Al sesto mese, l’angelo Gabriele fu mandato da Dio in una città della Galilea, chiamata Nàzaret, a una vergine, promessa sposa di un uomo della casa di Davide, di nome Giuseppe. La vergine si chiamava Maria. Entrando da lei, disse: «Rallégrati, piena di grazia: il Signore è con te». A queste parole ella fu molto turbata e si domandava che senso avesse un saluto come questo. L’angelo le disse: «Non temere, Maria, perché hai trovato grazia presso Dio. Ed ecco, concepirai un figlio, lo darai alla luce e lo chiamerai Gesù. Sarà grande e verrà chiamato Figlio dell’Altissimo; il Signore Dio gli darà il trono di Davide suo padre e regnerà per sempre sulla casa di Giacobbe e il suo regno non avrà fine». Allora Maria disse all’angelo: «Come avverrà questo, poiché non conosco uomo?». Le rispose l’angelo: «Lo Spirito Santo scenderà su di te e la potenza dell’Altissimo ti coprirà con la sua ombra. Perciò colui che nascerà sarà santo e sarà chiamato Figlio di Dio. Ed ecco, Elisabetta, tua parente, nella sua vecchiaia ha concepito anch’essa un figlio e questo è il sesto mese per lei, che era detta sterile: nulla è impossibile a Dio». Allora Maria disse: «Ecco la serva del Signore: avvenga per me secondo la tua parola». E l’angelo si allontanò da lei (Lc 1,26 – 38)
Il Signore attraverso l’angelo chiede a Maria di fare ciò che umanamente è impossibile, cioè concepire senza l’apporto di un uomo. Maria non dice: «Ho compreso tutto, quindi faccio». Siccome ciò che le sta dicendo l’angelo è al di là della sua possibilità di comprendere, lei dice solo:
«Sono la serva del Signore, si faccia in me come tu hai detto». E’ entrata in un momento profondamente e intensamente umano, quello di dover dire di sì a un Dio che non vede e che le chiede ciò che è contro quello che lei può vedere. E’ il passaggio da una vita basata sulla logica umana a una realtà che non è logica umanamente, ma si spiega soltanto secondo la profondità della fede, dove l’uomo cessa di essere solo perché finalmente si fida di Dio.
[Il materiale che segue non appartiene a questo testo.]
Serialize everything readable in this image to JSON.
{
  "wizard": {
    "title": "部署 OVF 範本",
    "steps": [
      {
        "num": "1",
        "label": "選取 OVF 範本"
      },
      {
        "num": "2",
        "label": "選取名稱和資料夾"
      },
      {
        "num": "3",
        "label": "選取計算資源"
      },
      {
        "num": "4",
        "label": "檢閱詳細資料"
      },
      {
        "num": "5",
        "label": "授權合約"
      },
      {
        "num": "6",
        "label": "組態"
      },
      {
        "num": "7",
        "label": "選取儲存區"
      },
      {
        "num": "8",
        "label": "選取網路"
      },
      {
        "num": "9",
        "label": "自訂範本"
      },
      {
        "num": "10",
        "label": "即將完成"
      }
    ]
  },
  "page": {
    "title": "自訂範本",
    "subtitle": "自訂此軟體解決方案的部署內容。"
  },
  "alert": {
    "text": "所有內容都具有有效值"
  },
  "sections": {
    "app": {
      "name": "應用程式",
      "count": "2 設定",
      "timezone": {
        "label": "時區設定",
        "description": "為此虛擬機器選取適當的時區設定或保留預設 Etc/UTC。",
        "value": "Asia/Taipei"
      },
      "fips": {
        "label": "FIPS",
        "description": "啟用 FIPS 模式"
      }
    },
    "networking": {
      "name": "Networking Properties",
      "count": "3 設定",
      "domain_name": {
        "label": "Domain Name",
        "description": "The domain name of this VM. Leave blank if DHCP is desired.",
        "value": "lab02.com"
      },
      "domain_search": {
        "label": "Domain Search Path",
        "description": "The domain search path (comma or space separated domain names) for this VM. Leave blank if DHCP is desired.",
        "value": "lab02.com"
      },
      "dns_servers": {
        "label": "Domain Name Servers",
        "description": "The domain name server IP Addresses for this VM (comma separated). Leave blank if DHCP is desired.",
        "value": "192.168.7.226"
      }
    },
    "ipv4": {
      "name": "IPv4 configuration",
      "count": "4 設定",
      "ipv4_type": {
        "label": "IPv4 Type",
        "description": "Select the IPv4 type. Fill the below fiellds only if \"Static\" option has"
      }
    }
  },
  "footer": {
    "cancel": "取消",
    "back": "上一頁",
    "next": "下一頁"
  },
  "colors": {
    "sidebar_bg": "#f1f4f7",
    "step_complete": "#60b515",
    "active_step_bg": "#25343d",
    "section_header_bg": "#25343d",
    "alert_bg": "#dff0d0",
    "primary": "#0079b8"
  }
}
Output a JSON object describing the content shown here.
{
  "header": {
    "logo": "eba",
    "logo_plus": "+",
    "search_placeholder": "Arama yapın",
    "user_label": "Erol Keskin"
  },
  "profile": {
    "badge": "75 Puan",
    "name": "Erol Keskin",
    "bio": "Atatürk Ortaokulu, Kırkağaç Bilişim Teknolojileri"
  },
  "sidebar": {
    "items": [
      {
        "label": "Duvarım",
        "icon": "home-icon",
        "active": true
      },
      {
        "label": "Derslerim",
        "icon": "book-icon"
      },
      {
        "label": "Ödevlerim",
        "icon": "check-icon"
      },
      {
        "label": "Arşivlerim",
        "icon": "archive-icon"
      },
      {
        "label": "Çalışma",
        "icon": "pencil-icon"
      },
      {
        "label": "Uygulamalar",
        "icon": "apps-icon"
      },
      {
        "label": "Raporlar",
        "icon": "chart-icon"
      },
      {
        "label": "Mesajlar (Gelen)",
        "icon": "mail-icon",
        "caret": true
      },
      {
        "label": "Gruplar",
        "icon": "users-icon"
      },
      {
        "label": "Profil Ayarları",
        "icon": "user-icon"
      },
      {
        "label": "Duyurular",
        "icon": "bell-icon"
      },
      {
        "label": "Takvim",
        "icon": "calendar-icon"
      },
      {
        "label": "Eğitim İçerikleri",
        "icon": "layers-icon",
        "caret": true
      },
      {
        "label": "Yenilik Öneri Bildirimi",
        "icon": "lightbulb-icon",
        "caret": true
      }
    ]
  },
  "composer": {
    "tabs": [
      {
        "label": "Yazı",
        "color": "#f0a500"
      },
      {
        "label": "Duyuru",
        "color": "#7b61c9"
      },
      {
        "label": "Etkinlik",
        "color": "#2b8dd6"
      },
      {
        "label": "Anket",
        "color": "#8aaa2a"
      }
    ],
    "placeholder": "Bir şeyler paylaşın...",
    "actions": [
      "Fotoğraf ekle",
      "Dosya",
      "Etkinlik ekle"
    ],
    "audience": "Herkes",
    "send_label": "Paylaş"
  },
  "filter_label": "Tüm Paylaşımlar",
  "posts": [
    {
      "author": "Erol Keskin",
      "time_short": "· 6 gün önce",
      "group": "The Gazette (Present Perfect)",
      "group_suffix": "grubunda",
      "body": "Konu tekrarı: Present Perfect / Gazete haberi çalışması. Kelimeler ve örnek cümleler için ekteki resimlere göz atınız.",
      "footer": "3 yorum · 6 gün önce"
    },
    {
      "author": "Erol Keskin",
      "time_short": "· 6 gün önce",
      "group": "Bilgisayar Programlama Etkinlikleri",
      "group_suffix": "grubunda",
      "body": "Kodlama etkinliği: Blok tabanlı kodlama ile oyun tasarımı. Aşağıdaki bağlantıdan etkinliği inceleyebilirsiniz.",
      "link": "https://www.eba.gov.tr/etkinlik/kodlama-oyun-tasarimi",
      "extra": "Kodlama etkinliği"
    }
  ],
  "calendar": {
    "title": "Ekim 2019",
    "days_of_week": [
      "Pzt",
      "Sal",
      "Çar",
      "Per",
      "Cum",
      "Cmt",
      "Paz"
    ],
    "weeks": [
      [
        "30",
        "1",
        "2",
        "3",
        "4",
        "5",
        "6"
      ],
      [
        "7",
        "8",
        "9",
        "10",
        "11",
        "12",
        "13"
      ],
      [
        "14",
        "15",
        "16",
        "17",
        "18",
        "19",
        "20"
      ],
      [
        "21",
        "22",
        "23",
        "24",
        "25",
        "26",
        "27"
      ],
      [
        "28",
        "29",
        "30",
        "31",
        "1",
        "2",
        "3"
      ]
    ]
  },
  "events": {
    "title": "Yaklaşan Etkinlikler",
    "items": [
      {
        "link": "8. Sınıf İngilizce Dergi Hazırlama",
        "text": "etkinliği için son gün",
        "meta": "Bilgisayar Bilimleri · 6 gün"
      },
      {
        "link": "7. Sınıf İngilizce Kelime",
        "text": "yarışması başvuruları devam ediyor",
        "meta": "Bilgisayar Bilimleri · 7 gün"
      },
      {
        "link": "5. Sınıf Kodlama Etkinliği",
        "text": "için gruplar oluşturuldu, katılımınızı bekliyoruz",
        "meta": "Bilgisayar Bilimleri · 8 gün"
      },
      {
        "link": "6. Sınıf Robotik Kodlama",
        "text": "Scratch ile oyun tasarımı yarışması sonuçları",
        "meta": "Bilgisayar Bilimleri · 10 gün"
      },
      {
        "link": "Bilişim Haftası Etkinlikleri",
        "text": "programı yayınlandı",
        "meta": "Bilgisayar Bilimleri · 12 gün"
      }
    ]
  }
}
Maria, soprattutto col suo Magnificat, diventa l’immagine di tutti coloro che percepiscono – anche se talvolta in modo umbratile, perché il cuore umano è un campo di aspre battaglie – anche solo un accenno di Grazia, ovvero che la loro vita è accompagnata da una benevolenza e da una soavità che incanta, fa trasalire ed è come una carezza o un bacio immenso, quello di Dio. Nello sguardo dell’Immacolata vi era senz’altro, anzitutto, l’orizzonte del dono. Uno sguardo sacro su tutto ciò che esiste, caratterizzato in primis dal timor di Dio, dalla lode e dal ringraziamento per i suoi doni. Maria era pervasa da una corretta visione riguardo a tutto ciò che esiste.
Spesso noi vogliamo sapere e conoscere, calcolando. E’ come voler possedere e usare i beni del creato senza render conto al Creatore. E’ l’opposto dell’essere casti. Possedere a piacimento nostro, senza chiedersi se mi sto avvicinando a Dio o se mi allontano, è la premessa per una terribile solitudine. Non riesco ancora a dire con Samuele: «Parla Signore, perché il tuo servo ti ascolta» (Sam 3,9). Quando lo disse – e possiamo anche noi – conobbe Dio e la sua solitudine fu definitivamente superata. E’ il miglior augurio e il cuore del Natale, accogliere Colui che è la vita e ci chiede di stare con Lui.